Granted, it may "work."  Democrats might mitigate their midterm losses by teeing up then defeating toxic Republicans in races that more "normal" opponents would have won.  After all, it's ultimately GOP voters who have to decide whether to give Democrats what they want by showing honorable figures like Meijer the door. These voters have agency.  On the other hand, the scheme could backfire, with any number of "unelectable" people actually winning high office, as Democrats get swept away by the rip tide of concurrent crises, inflation, recession, and a spectacularly unpopular president.  Perhaps we'll see a sprinkling of both.  But by committing to this deeply irresponsible strategy, the Democratic Party establishment is handing Americans a big, fat permission slip to never trust their motives again.  Their tedious "country over party" exhortations are emptier than ever -- and will be, more than ever before, instantly dismissed.  And Democrats deserve it.  They're advertising their view that politics is nothing more than a zero-sum, blood-sport brawl over sheer power, and they'll have zero moral high ground to preen or posture to the contrary.
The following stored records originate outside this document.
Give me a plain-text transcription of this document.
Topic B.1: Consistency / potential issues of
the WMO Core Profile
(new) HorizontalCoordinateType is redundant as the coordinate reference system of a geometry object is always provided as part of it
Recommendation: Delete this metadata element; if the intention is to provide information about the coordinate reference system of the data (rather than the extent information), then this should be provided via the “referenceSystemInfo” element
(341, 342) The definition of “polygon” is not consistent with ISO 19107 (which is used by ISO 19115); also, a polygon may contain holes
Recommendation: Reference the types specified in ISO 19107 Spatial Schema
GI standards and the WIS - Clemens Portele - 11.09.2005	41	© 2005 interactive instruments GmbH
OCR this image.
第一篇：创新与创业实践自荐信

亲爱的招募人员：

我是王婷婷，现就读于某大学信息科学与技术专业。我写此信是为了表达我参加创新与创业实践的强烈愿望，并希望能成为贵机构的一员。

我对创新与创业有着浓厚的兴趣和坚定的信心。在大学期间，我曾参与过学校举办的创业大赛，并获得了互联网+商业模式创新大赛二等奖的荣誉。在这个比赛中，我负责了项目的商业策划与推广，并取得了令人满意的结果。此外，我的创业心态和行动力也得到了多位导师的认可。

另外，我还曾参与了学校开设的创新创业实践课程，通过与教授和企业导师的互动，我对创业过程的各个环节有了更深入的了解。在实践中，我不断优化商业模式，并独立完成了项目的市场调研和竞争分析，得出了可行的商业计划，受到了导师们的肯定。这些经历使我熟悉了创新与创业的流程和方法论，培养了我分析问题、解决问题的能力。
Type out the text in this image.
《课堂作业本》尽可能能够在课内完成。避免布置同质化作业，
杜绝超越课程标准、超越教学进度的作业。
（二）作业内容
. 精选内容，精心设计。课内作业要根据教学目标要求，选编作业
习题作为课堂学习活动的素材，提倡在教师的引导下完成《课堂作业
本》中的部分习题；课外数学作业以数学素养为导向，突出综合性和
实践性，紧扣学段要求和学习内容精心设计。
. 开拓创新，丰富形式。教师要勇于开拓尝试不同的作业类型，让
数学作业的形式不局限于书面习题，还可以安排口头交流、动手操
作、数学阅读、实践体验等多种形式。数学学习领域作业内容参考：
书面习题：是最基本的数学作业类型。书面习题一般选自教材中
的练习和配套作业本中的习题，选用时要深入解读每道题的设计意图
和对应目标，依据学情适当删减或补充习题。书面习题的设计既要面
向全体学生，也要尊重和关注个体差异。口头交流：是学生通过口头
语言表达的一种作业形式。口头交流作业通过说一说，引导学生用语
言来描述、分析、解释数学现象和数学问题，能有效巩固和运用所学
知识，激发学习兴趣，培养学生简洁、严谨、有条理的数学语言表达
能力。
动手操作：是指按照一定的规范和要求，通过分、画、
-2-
Many righties, gripped by a similarly cynical view, have long assumed leftists would stop at nothing to achieve power, and have therefore oriented their own political compass accordingly.  Democrats seem to be working hard to justify that view, effectively guaranteeing that ends-justify-the-means politics will become the new, destructive, dysfunctional norm.  Hope the possibility of slightly downscaling your wave year losses is worth it, guys.